Yağmur aylardır güneşten bunalan ağaçları, susuzluktan kuruyan toprakları aydınlattığı gibi, aynı zamanda uzun bir sessizlikten sonra düşen taneleriyle tarumar olmuş ruhlarımıza da ilaç veren bir tabip rolü görüyor.
AFAD'ın tüm GSM operatörleri aracılığıyla attığı mesajlar, belediyenin yaptığı anonslar, cuma hutbesinde imamın yaptığı uyarılarla, vatandaşlar işin ciddiyetini kavramış olsalar gerek, pencerelerden su sızıntılarını engellemek için silikon, mastik, branda naylonu alma sırasına girdiler.
Tüm hazırlıklar yapıldı, pencereler, kapılar bantlandı, damlar temizlendi, balkonlara naylon branda çakıldı.
Yan binanın kapıcısı 'mal canın yongasıdır' atasözünü ağzında sakız gibi geveleyip arabasını boydan boya eski bir kilimle kapladı.
Yağmur yağacak, dolu değil rahat ol desem de “Allah’ın işine akıl ermez, yağmur dolu olarak yağarsa, gözümün nuru delik deşik olur, kafam arabada kalacağına gövdemde kalsın, kilim evde olacağına arabada olsun” deyip dilinin altındaki Maraş otunu, nikotin ve meşe kömürü tozuyla dolu tükürükle yere fırlatıp ellerini semaya açtı, duasını yapıp, önce sağa, sonra sola, en son da arabaya üfürüp, arabasını yüce Yaradan’a emanet edip, sallana sallana yol aldı.
Gün ağarmada cimrilik ediyor bugün, kim bilir yavaş yavaş ağaran günde, hangi gizlenmiş karanlıklar bekliyor ümmetin yetim çocuklarını, diyerek mırıldanıyorum.
Site sakinleri birer birer uyanmaya başladılar, dışarı çıktıklarına göre.
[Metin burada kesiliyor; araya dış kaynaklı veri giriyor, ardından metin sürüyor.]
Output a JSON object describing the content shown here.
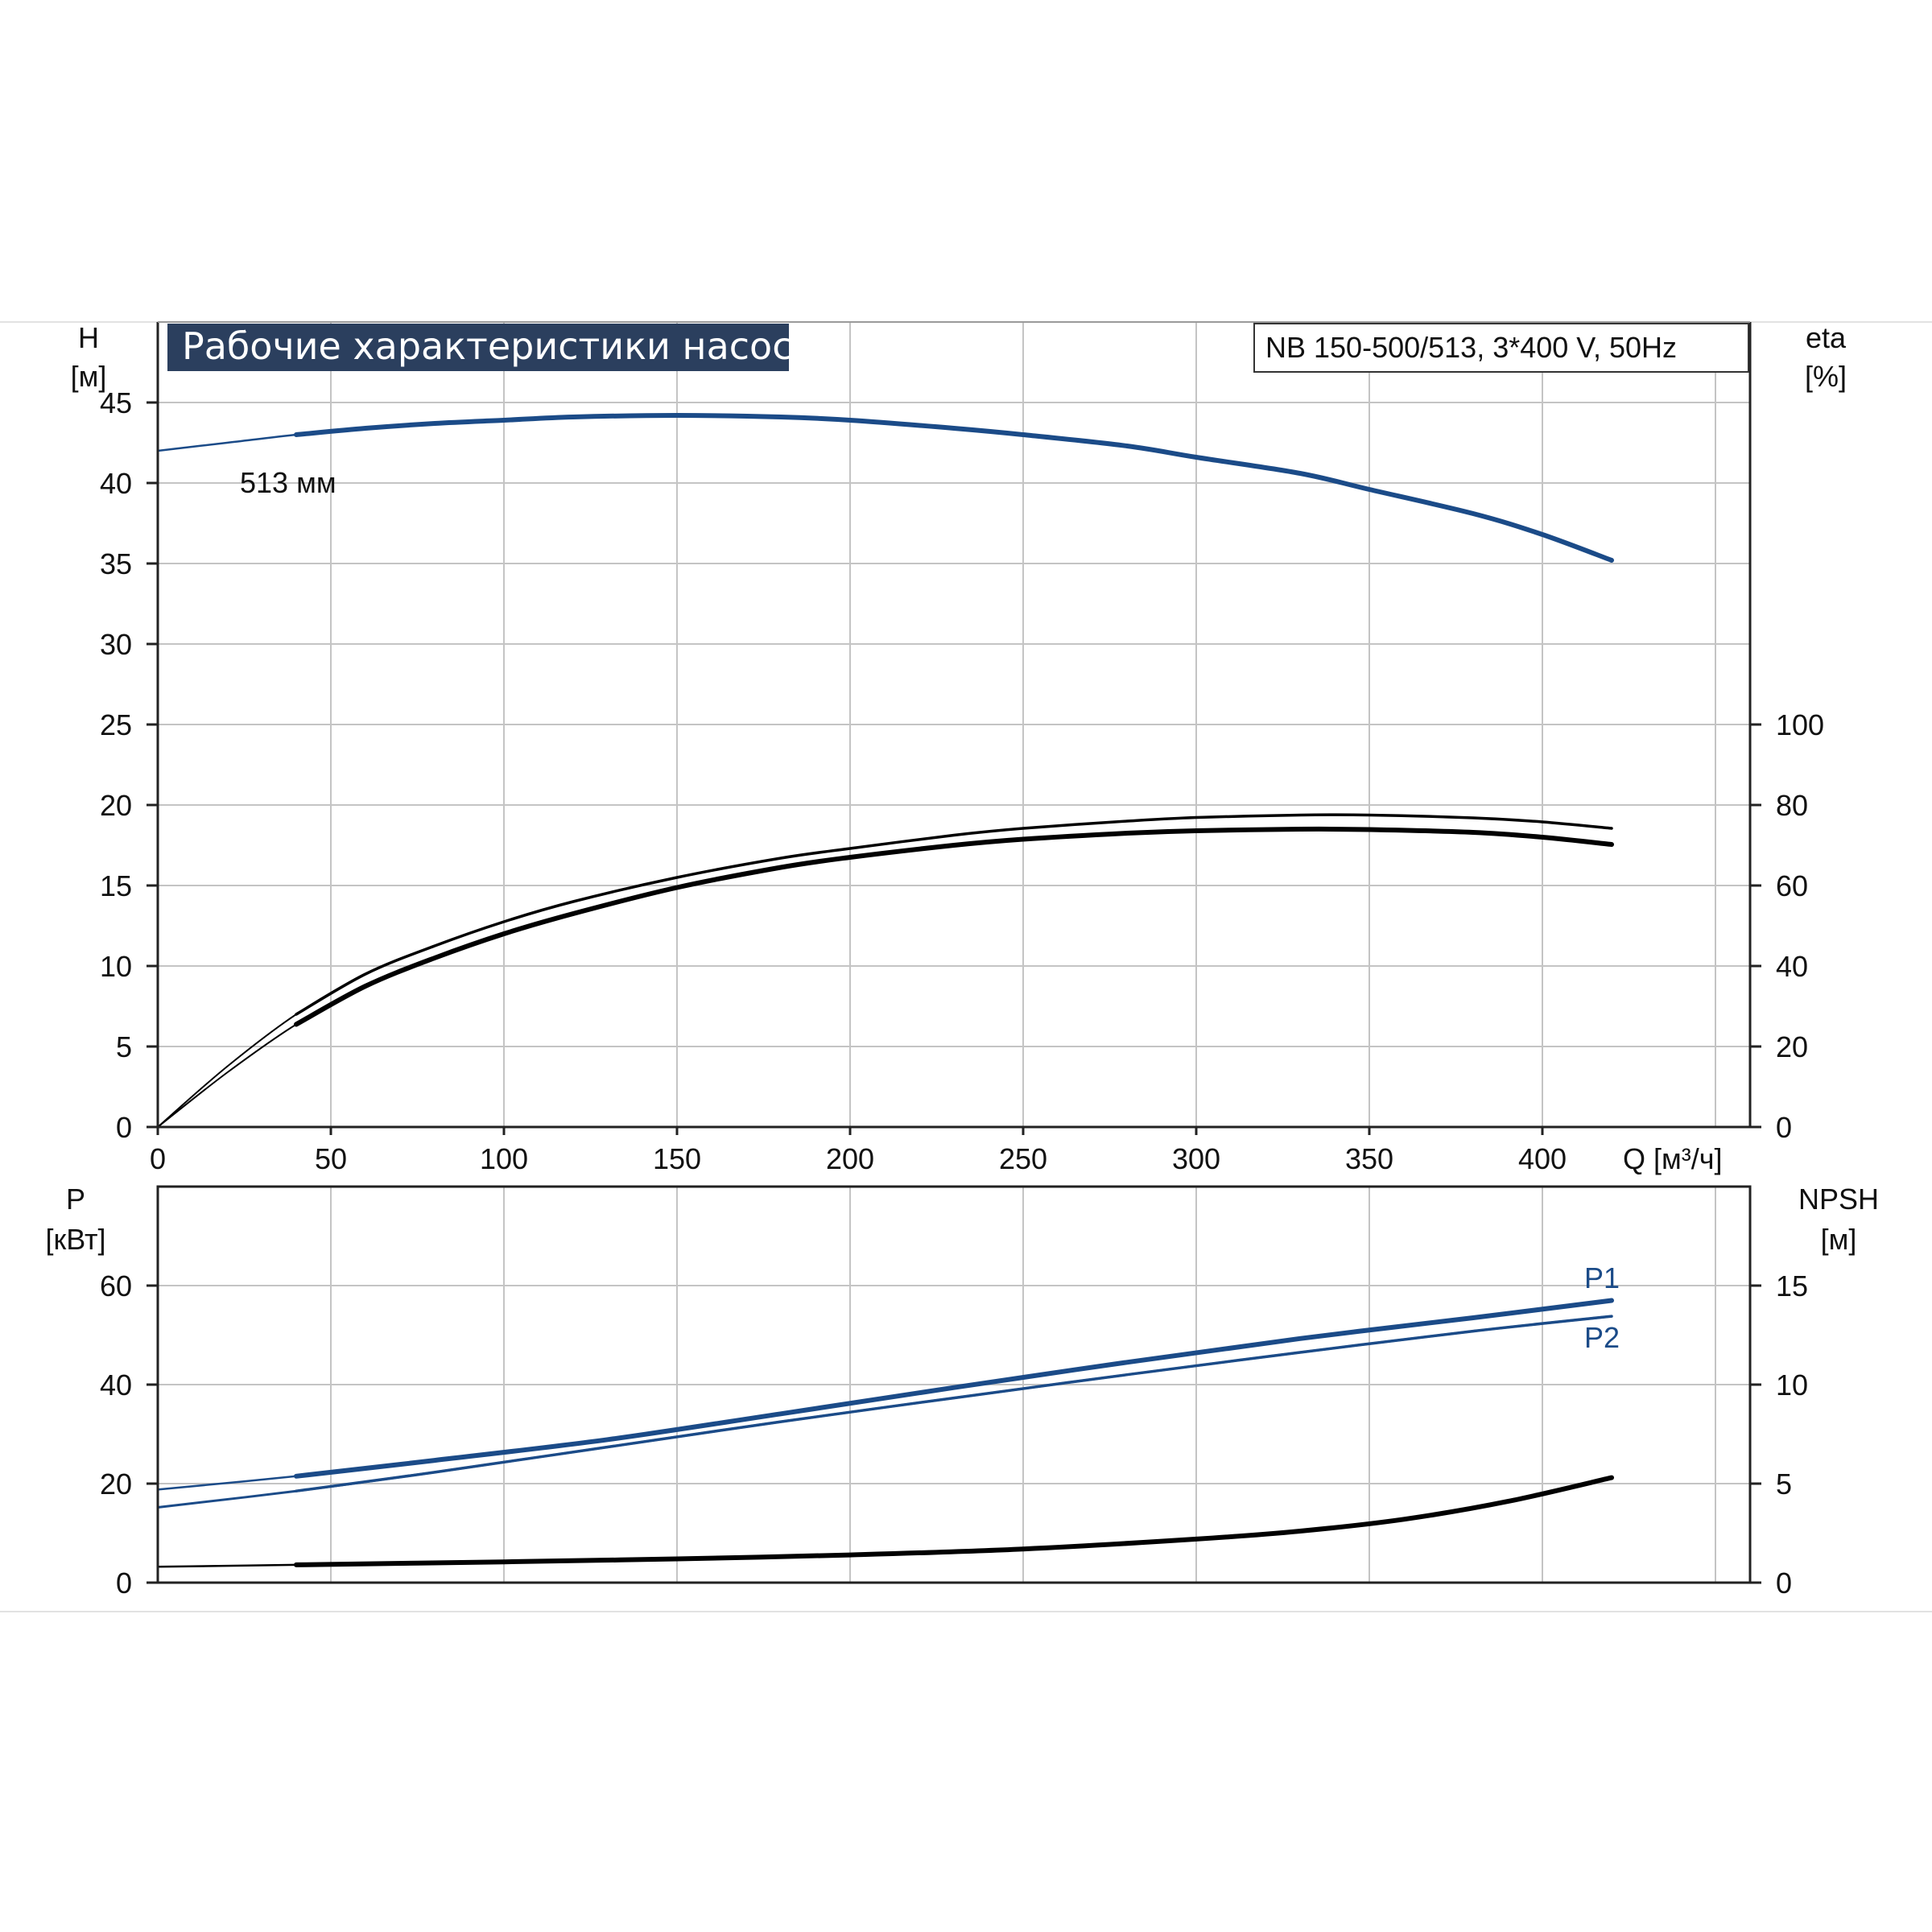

Kucaklarında yağmurluk giydirilen süs köpekleri. Ellerinde şemsiyeler. Peş peşe dizilmiş koca koca adamlar, saçları dağınık kadınlar. “Aşkitoommm, bebişimmm” iltifatları ile aşklarını nazikçe yere indirdiler. Köpekler birkaç adım ilerleyip, ayaklarını kaldırıp, duvara doğru işediler.
Uygun adım marş komutu ile köpeklerinin ardından yürüyüp arka taraftaki boş tarlaya doğru gitmeye başladılar.
Aaa o da ne, köpeklere ayakkabı giydirmişler, çamurda ayakları kirlenmesinler diye. Ne meret şeyse bunlar 15 dakika tarlada yürümeden kakalarını da yapmazlar.
Yağmur daha da hızlandı. Yerlere atılan pet şişelerini, çekirdek kabuklarını, peçete atıklarını, market poşetlerini, kapıcının tükürüğünü önüne atıp götürdü.
İnsandan başka tabiata zarar veren başka bir mahlûk var mı acaba, diye düşünürken,
İtler ve sahipleri sabah ritüellerini tamamlayıp, geri dönüyorlar. Dükkânın önüne spor kırmızı bir araba yanaşıyor.
Sabah sabah son ses Ankaralı Turgut mu dinlenir. Hangi çeşmeden su içiyor bunlar. Bir kadın iniyor arabadan. Yanıma gelmeden acayip bir parfüm kokusu merhaba diyor. Şişeyi boşaltmış üzerine diyorum. İğreniyorum, yarım kalan çayı döküyorum, kütükteki ağacın içine. Benim ağaçlarımda çay koliktir, çay dökünce diplerine, teşekkür edişlerini duyarım.
Kadın yaklaşıyor, şemsiyesinin altından bir poşet uzatıyor: Bugün paticiğimizin doğum günü var, bu balonlar konseptimize uymuyor, iade etmek istiyorum.
Beynim bir anda Einstein'in kafası gibi çalışmaya başlıyor, son zamanlarda çocuklara konulan binlerce uyduruk ismi, bilgi süzgecimden geçiriyorum, pati diye bir çocuk ismi bulamıyorum.
Kadın A4 kağıdına yazıp astığım yazıyı okuyup: Sizde kedi maması var; ama benim pati her mamayı yemez deyince, pati derken kedisini kastettiğini anlıyorum.
Elimi cebime atıyorum, içimden 'estağfirullah' çekiyorum, gene öfkem geçmiyor, daha hızlı, daha hızlı, daha da hızlı çekip, parasını iade ediyorum.
Yağmur daha da şiddetleniyor.
Telefonumu açıp, Gazze haberlerine bakıyorum.
Gazzeli bir çocuk, içinde onlarca şehit bedeninin olduğu, koca bir enkaz üzerinde, yağmur gibi yağan bombalardan dolayı ayağı kopmuş yavru köpeğini kucağına almış, üzerindeki tişörtünün bir parçasıyla kopuk bacağı sarmış, diğer parçasıyla gözyaşlarını siliyor.